Per superare questa situazione credo si debba prendere atto, anzi tutto, che abbiamo un corpo, realtà che non possiamo ignorare: negarne l’esistenza non ci aiuta risolvere i problemi di rapporto tra uomini e donne e non ci aiuta a trovare un maggiore benessere, che sarebbe invece possibile raggiungere, viste le nostre disposizioni di socialità positiva, biologicamente radicate. Di conseguenza, occorre superare le forti resistenze sia degli uomini sia delle donne, nella nostra cultura, a riconoscere le disposizioni biologiche primitive, per prendere consapevolezza della presenza di tendenze arcaiche di dominanza aggressiva nei primi e di sottomissione paurosa nelle seconde. Riconoscerle è il primo passo per non favorirle con il pensiero e la cultura. Infatti, prendere consapevolezza non significa giustificare, ma al contrario combattere meglio i rapporti di dominanza e sottomissione, svelando ciò che nella cultura e nell’esercizio del pensiero si allea con le nostre disposizioni arcaiche e disadattive e non con quelle all’uguaglianza, alla condivisione emotiva, alla cooperazione e all’altruismo. Gli uomini non sono necessariamente dei prevaricatori e dei violenti, ma possono diventare tali se non prendono coscienza delle tendenze arcaiche dentro di loro e di quanto la cultura spesso le favorisca, a scapito della socialità evoluta, specificamente umana, l’unica capace di dare benessere ai singoli e alla società. Le donne, a loro volta, non sono condannate per destino biologico alla sottomissione, ma possono facilmente subirla e accettarla se lasciano prevalere in loro l’arcaica disposizione alla paura, in presenza di una cultura che ostacola il riconoscimento delle relazioni paritarie.
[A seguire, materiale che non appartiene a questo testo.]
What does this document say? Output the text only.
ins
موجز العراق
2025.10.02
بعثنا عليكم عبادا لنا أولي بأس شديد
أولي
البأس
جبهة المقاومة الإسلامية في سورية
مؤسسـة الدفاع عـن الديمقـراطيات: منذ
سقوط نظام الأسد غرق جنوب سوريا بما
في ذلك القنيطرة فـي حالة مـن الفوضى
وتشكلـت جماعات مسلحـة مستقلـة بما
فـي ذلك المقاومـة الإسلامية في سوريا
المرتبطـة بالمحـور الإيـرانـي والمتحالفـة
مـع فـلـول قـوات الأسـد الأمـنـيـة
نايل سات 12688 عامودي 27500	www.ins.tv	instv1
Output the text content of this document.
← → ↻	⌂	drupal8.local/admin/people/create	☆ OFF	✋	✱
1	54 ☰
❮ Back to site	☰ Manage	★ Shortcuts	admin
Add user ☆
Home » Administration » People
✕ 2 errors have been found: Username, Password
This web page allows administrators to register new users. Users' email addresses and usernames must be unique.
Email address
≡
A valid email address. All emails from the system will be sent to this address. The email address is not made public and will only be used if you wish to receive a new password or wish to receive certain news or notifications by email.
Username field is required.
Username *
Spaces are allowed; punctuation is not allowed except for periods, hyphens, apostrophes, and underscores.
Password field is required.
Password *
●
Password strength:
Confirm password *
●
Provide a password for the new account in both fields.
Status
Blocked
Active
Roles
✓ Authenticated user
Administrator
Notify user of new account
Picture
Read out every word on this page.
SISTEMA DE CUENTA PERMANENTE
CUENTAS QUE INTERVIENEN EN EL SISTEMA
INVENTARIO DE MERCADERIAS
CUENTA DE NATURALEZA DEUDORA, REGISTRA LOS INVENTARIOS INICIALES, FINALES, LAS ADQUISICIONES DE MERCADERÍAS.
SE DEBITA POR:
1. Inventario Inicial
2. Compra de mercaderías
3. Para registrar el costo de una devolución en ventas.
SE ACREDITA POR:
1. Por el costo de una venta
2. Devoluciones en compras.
Le disposizioni sociali proprie della nostra specie sono quelle egualitarie, di riconoscimento della comune umanità, di socialità positiva, di relazioni sessuali e affettive paritarie; dobbiamo quindi impegnarci perché la cultura si allei con queste e non con le tendenze al dominio aggressivo degli uomini sulle donne. Si tratta allora di lavorare, sia come individui sia come società, per una cultura che, interagendo con la nostra natura, favorisca l’emergere delle disposizioni sociative specificamente umane e in grado di far vivere bene sia gli uomini che le donne. E’ un compito che non avrà mai termine, poiché le disposizioni arcaiche non possono essere eliminate e tenderanno sempre a riproporsi in nuove forme e nuovi camuffamenti; esso ha però buone possibilità di successo, perché la nostra vera natura come esseri umani – questo lo possiamo dire con fondamento scientifico – non è quella dei rapporti di dominanza e sottomissione tra uomini e donne.

Silvia Bonino

 

 

Riferimenti bibliografici

Blundo C., Ceccarelli M. (2011). L’organizzazione gerarchico-funzionale del sistema nervoso centrale: lo sviluppo dei processi mentali. In C. Blundo. Neuroscienze cliniche del comportamento. Edra, Milano, pp. 89-121.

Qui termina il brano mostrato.